One Man's Motorcycle Quest After Native Plants


An image from Joshua Marowitz's first salt printing project.

Joshua Marowitz hasn't slept in his own bed in two months. He's been on the road, cruising cross country on a jam-packed motorcycle, ending each day at a friend's or a stranger's house, or maybe a campsite. For more than 9,000 miles, he's been exposed to heat, rain, and monotony, but also extraordinary beauty—all because of plants. A fine art photographer, Marowitz is on a quest to document various native botanical species across the U.S. using a historical photographic technique called salt printing.

His adventure has roots in Philadelphia. A few years ago, Marowitz, who co-founded The Light Room (a non-profit gallery and photography studio), moved to a home near Fairmount Park, the largest urban landscaped park in the U.S. At the time, he was also getting interested in urban agriculture and community gardening. "I slowly realized that I didn't know a whole lot about what was native to the area," he says, so he decided to learn more by photographing Pennsylvania's indigenous plants. For his medium, he chose salt printing, a process developed in the 1830s that entails capturing an image on a sheet of paper coated with a mixture of salt and silver nitrate. Unlike black and white photography, salt printing "encompasses far more detail and three dimensionality," says Marowitz. "It's more lush, it has more tonal range." The resulting image is a dreamy dance between light and shadow.

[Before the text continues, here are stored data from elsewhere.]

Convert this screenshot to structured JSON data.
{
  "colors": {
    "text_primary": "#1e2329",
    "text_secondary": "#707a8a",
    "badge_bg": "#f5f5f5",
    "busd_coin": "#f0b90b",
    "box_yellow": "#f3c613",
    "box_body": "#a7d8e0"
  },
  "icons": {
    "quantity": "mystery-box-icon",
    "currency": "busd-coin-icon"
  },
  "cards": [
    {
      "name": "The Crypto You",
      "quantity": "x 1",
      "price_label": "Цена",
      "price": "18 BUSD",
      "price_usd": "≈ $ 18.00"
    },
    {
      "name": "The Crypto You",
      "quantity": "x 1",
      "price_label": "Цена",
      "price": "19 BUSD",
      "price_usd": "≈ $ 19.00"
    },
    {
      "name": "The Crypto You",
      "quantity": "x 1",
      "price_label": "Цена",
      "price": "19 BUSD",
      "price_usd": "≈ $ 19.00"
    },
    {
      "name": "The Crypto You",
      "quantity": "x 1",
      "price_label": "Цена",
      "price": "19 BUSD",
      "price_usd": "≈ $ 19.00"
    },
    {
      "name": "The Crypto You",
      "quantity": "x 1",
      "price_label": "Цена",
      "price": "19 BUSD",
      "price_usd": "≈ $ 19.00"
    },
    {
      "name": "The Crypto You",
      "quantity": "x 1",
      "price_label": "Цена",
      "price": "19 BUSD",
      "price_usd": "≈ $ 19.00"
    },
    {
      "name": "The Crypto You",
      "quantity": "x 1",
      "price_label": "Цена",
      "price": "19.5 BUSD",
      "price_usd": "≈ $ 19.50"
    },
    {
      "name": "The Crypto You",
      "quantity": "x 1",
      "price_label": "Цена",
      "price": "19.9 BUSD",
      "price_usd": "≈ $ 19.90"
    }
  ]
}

Marowitz is thanking certain donors to his Kickstarter campaign with cyanotypes created during his trip, like the one above.

Marowitz exhibited his work and received good feedback. Around that time, he also enrolled in a Master Naturalist course, which emphasized the importance of native plants to biodiversity. That only fueled his growing botanical interests, and he decided to turn his local project into a national one, launching a Kickstarter campaign to help fund it. In August, Marowitz set out on a two-month motocycle journey to collect samples, scans, and photographs of native plants from different ecoregions across the U.S., from the east coast's temperate forests to California's Mediterranean climes. Along the way, he visited state parks, native plant nurseries, and botanical gardens to learn more about the species he was searching for, consulting with experts when possible. The Audubon Guide to Wildflowers of North America also helped him in identification.

With the trip now wrapping up, Marowitz recently reflected on the joy of getting out of the city, experiencing new terrain, and, of course, learning about native plants. He particularly loved one species known as salal, a perennial shrub found on the Pacific coast that sprouts purple berries. “It’s a very, very beautiful plant,” he says. 

Marowitz on his motorcycle.

Upon his return, Marowitz will start the arduous process of confirming the plant specimen IDs. Then he'll get to work making salt prints, with the goal of exhibiting his work and creating bound collections of selected images.

Marowitz doesn't consider himself a native plant proselytizer, per se. Rather, he wants his art to spark further inquiry. Should someone show interest in a piece, says Marowitz, "it is my hope that you would want to learn a little more about what it is."